General Interest Information
Whale watching is possible from Tsaarsbank and there are picnics for day visitors. The park is located along the shore of the lagoon. This area is a protected wetland and provides a safe haven for thousands of birds, thus forming part of the Flamingo Birding Route.
Swimming and picnicking are very popular activities at Kraal Bay, where the water is sometimes as much as 10 degrees warmer than the sea.
Important fossil deposits are found within the West Coast National Park, with “Eve’s Footprint” near Kraal Bay estimated to be 117 000 years old.
The Lagoon stretches for 17km from Saldanha Bay, past Langebaan, to Geelbek in the South, and in places is up to 4km wide. The Lagoon has channels of differing depths and this leads to the different shades of turquoise colouring. Some days, it really looks like the Lagoon has turned itself into a turquoise peacock posing for a photograph. Thus Langebaan is aptly known as the “Turquoise Jewel” of the West Coast.
The Langebaan Lagoon is one of only three lagoons in the world that is nourished by the sea and not rivers. The Lagoon was shaped by the rise and fall of sea levels during pre-historic times. This is quite unlike typical lagoons which form where fresh water rivers enter the sea. The result is a purely salt water lagoon.
The way in which the southern winds blow surface water into the sea, has led to a welling up of deep nutrient-rich water from the Benguela current which replaces the surface water. This plankton-rich water streams into the Lagoon twice a day with the tides. With the tide streaming in and out at the Saldanha Bay entrance, as fast as 1 meter per second, the Lagoon, which is at the end of this stream, is constantly well-fed.
The shallow waters in the southern tip of the lagoon have developed into a salt marsh which means that it has a salt content of up to three times more than sea water. This type of wetland provides essential decayed plant material which is needed in the food chain. The Langebaan Lagoon is in fact one of the most developed salt marshes in South Africa.
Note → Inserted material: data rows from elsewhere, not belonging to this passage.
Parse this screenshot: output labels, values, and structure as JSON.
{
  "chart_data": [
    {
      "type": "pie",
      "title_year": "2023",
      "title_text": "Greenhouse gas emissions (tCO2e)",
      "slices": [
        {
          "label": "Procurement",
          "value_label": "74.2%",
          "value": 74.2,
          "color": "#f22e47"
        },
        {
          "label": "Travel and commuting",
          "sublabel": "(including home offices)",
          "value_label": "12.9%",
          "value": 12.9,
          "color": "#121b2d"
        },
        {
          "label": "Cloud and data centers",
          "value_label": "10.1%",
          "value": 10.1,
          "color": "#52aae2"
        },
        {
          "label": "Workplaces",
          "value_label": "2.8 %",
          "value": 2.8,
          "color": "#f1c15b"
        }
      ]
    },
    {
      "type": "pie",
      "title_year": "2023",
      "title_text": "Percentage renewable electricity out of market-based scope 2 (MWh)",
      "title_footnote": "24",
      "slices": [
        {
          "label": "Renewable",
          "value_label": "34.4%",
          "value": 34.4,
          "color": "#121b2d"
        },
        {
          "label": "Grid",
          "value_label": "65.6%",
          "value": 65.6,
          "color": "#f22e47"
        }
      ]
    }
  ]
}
The lagoon, with its strong winds and flat waters, was the perfect venue for the 2008 Hobie Tiger and Dragoon World Championships. Seventy-four teams, representing fourteen countries took part in this exciting international sailing event that showcased Langebaan as a world-class venue.
Langebaan has a Mediterranean climate with most of the rain fall during the winter. Summers are pleasant with temperatures of 26 degrees Celsius on average. June is the coldest month with 8 degrees Celsius on average. Langebaan is drier and warmer than Cape Town. However, a wind-chill is responsible for a colder feel. During the winter months a thick fog may cover the sea.